Medical Records Technician
A medical records technician is a non-medical profession though they work in a medical setting. A medical records technician does not have anything to do directly with a patient's condition, diagnosis, or treatment. A medical records technician is an administrative job which primarily involves clerical tasks and record keeping in an office setting.
How to become a Medical Records Technician
A high school diploma or equivalent can be sufficient to get a job as a medical records technician. However, most employers are beginning to require formal training or an associate's degree that includes skills such as creating, managing, editing, and interpreting medical records. Also, knowledge of medical jargon and terminology would be important. Those with computer system knowledge, coding, medical classifications, standards, and insurance training also have a higher chance for employment.
No matter what route you take, according to Bureau of Labor Statistics (BLS) it has become an increase trend for employers to want you to get certified prior or during the first couple of weeks of employment. There are many training programs that are accredited such as the Registered Health Information Technician (RHIT) program - which gives licenses through the American Health Information Management Association (AHIMA). There is also the Certified Tumor Registrar (CTR) program, which gives certification from National Cancer Registrars Association (NCRA) and the American Academy of Coders.
The RHIT certification exam consists of 7 domains focusing on: revenue cycles, legal matters, quality assurance, information technology, compliance, coding and data analysis. It takes 3.5 hours and is comprised of 150 questions. You pass with a scale score of 300 out 400.
The CTR certification exam consist of 6 domains focusing on: data quality assurance, analysis and data usage, operations and management, cancer committee and conference, and activities of centralized registries. This exam is both open and closed book consisting of 235 questions within a 4.5 hour allotted time frame.
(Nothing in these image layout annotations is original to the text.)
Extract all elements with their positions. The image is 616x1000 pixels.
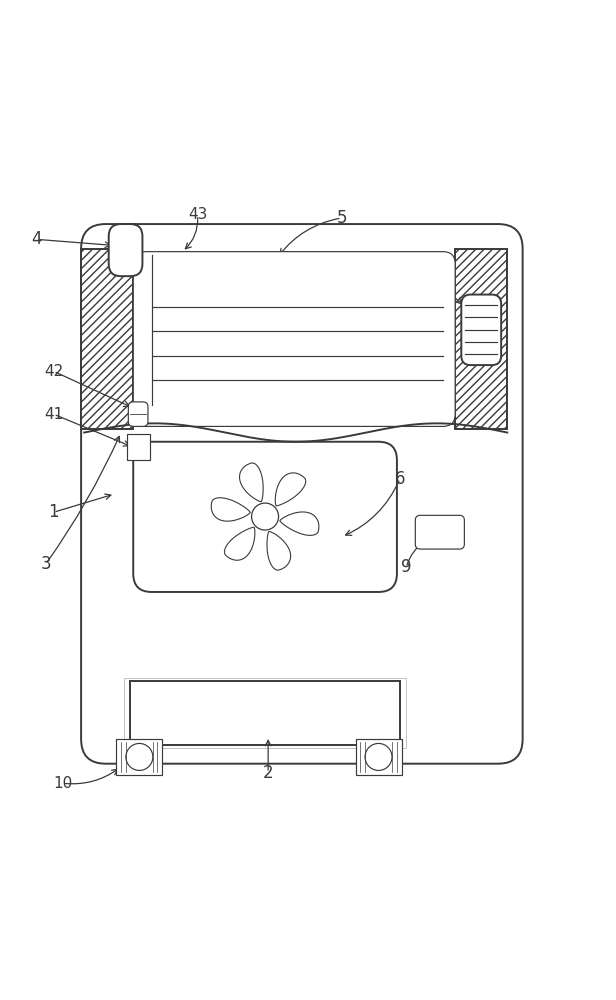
Text: 9: 9 — [401, 558, 411, 576]
Bar — [124, 678, 406, 748]
Polygon shape — [280, 512, 319, 535]
Circle shape — [365, 743, 392, 770]
Polygon shape — [275, 473, 306, 506]
Text: 5: 5 — [336, 209, 347, 227]
Text: 42: 42 — [44, 364, 63, 379]
Text: 41: 41 — [44, 407, 63, 422]
Bar — [81, 249, 133, 429]
Text: 3: 3 — [40, 555, 51, 573]
Text: 1: 1 — [48, 503, 59, 521]
Polygon shape — [211, 498, 250, 521]
Circle shape — [251, 503, 278, 530]
Text: 2: 2 — [263, 764, 274, 782]
Circle shape — [126, 743, 153, 770]
Bar — [127, 434, 150, 460]
FancyBboxPatch shape — [81, 224, 522, 764]
FancyBboxPatch shape — [415, 515, 464, 549]
Bar — [116, 739, 163, 775]
Polygon shape — [240, 463, 263, 502]
Text: 10: 10 — [53, 776, 72, 791]
FancyBboxPatch shape — [461, 295, 501, 365]
Bar — [130, 681, 400, 745]
Polygon shape — [224, 527, 255, 560]
FancyBboxPatch shape — [128, 402, 148, 426]
Text: 8: 8 — [376, 267, 387, 285]
Text: 6: 6 — [395, 470, 405, 488]
Bar — [455, 249, 508, 429]
FancyBboxPatch shape — [133, 442, 397, 592]
FancyBboxPatch shape — [133, 252, 455, 426]
Text: 43: 43 — [188, 207, 208, 222]
Bar — [355, 739, 402, 775]
Text: 4: 4 — [31, 230, 43, 248]
Polygon shape — [267, 531, 291, 570]
FancyBboxPatch shape — [108, 224, 142, 276]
It is also necessary to score 300 out of 400 on the scale to pass.
According to the data on AHIMA Commission website there were 5,537 certified RHIT in the United States in 2015. Therefore, proving the importance of getting certified.
Job Description of a Medical Records Technician
The job involves developing medical histories of patients and keeping those records updated either electronically or on paper in addition to complying with the current healthcare standards and coding systems. Whenever a patient sees a doctor, there are notes from the doctor, the existing health conditions or a medical history of the patient, diagnoses reports, medications or treatments prescribed, schedules of treatments, and subsequent recovery and other details to update or record. All these details are maintained in reports generated by a medical records technician.
A medical records technician is responsible to track all aspects of a patient's medical history and care received. The accuracy and quality of this recorded data will be pertinent for insurance company reimbursements for services rendered to the patients from your employer. Therefore, you should have high analytical, technical, and computer skills in addition to being detailed-oriented and having high integrity when entering this career field. You will be maintaining and accessing patient’s personal information, well-being, health procedures, and medical problems.
BLS reported that 38% of medical record technicians work in hospital settings in 2014 followed by physicians offices at 21%. Most work full time, and those who do work in facilities that are open 24 hours a day may have to work evening hours or night shifts.